劉雨霖:這恰是我最不擔憂的,我不喜歡為了得獎而去用作品討好人,販賣人物的情感。這部片子并沒有賣血賣肉,講老少邊窮。雖然故事的主人公是一個修鞋匠,但他的院子里有銀杏樹,秋天葉落滿地很美,他在能滿足的情況下,還是盡力給女兒買她想要的毛毛蟲面包,家里布置得很溫暖,一塵不染,這是我對里面人物的尊重,并不是中國人就過著豬狗不如的生活,這討好不了外國人。
一個真正成熟的電影人,之所以把電影拿到國際電影節上給外國人看,并不是為了拿獎,而是讓更多人看到真實的中國人的生活狀態和情感狀態。如果為了拿獎而討好別人,這樣的電影人和作品走不長久,因為他是在為別人活著,沒有自己的路。
鳳凰周刊:《門神》獲得奧斯卡獎,對你后來的創作之路有何影響?
劉雨霖:《門神》我只花了8天時間在河南黃河邊的小村莊拍的,拍的時候從來沒有想過最后能走進50多個電影節,給我的母校紐約大學帶來榮譽。
但它給我最大的收獲并不是獎項,而是讓我明白人間的情感是共通的,我帶著這部片子到每一個電影節,發現大家的哭點和笑點都是一樣的,他們忘掉了這是在黃河邊一個小姑娘的事,可能會想起自己的童年、自己的女兒或者父輩。

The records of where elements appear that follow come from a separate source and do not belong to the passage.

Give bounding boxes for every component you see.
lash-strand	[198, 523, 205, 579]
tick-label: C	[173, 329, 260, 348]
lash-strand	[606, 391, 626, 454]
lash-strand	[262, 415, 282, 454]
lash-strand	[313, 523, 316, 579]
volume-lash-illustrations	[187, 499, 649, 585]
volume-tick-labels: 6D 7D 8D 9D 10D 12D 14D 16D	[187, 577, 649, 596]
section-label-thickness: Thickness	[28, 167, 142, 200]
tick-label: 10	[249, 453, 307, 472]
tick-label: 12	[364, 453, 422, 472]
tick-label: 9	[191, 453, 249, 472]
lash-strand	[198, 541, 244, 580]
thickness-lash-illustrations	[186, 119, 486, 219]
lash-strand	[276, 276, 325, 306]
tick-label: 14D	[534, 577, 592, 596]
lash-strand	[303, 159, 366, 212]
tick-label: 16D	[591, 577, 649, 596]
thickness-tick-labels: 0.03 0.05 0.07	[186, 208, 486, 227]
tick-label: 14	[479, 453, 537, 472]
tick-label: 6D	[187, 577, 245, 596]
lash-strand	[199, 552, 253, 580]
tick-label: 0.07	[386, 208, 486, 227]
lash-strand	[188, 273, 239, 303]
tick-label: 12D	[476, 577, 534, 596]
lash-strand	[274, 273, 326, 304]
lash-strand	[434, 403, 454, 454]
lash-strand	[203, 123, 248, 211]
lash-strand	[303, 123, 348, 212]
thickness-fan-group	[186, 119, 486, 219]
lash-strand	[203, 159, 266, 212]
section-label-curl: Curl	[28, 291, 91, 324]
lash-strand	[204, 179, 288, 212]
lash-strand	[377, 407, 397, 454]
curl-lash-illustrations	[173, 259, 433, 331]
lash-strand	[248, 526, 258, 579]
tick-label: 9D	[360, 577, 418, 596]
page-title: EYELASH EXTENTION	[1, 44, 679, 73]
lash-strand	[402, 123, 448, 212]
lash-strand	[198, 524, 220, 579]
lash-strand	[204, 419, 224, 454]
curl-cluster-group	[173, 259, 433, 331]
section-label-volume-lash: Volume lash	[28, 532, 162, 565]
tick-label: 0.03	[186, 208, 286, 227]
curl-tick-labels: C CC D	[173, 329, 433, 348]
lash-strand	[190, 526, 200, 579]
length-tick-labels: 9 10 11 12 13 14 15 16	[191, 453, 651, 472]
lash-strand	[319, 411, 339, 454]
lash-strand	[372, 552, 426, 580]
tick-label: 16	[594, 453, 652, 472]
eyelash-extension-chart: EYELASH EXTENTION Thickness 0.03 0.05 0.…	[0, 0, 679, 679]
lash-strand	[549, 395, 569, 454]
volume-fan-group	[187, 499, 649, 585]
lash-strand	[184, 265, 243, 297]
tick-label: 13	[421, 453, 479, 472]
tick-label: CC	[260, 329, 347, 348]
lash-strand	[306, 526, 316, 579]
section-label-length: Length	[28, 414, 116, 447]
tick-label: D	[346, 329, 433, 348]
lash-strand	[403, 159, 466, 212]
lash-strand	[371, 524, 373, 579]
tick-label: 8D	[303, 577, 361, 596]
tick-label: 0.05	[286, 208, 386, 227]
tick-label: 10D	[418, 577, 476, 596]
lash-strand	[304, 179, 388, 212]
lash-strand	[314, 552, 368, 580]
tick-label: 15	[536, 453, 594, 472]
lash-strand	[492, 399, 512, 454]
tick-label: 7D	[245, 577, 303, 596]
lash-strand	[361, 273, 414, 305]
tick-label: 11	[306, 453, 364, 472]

它讓我更加肯定自己要走的路,就是通過電影去表現一些日常生活中驚心動魄和被我們忽略掉的情感。
鳳凰周刊:你怎么看待目前中國的電影市場,它在經歷轉型嗎?你認為當下觀眾的期待是怎樣的?
劉雨霖:我覺得中國電影市場迎來了黃金時代,這個黃金時代并不是指票房上的火爆,實際上,2016年的整個電影票房相比去年是冷清的,沒有動輒票房上10億元的片子,這是因為觀眾冷靜下來了。
前幾年,公眾有了消費能力后,對電影處于饑渴狀態,饑不擇食,有閑錢,又要消磨時光,什么電影都愿意買票去看,但后來他們發現,很多片子是不值得花兩小時的時間去看的,即便有明星大咖也拉動不了票房。但也有一些電影厚積薄發,靠口耳相傳,最終收獲了不錯的票房,這說明觀眾越來越理性,越來越重視影片的質量,這對嚴肅做電影的人來說,是莫大的好事。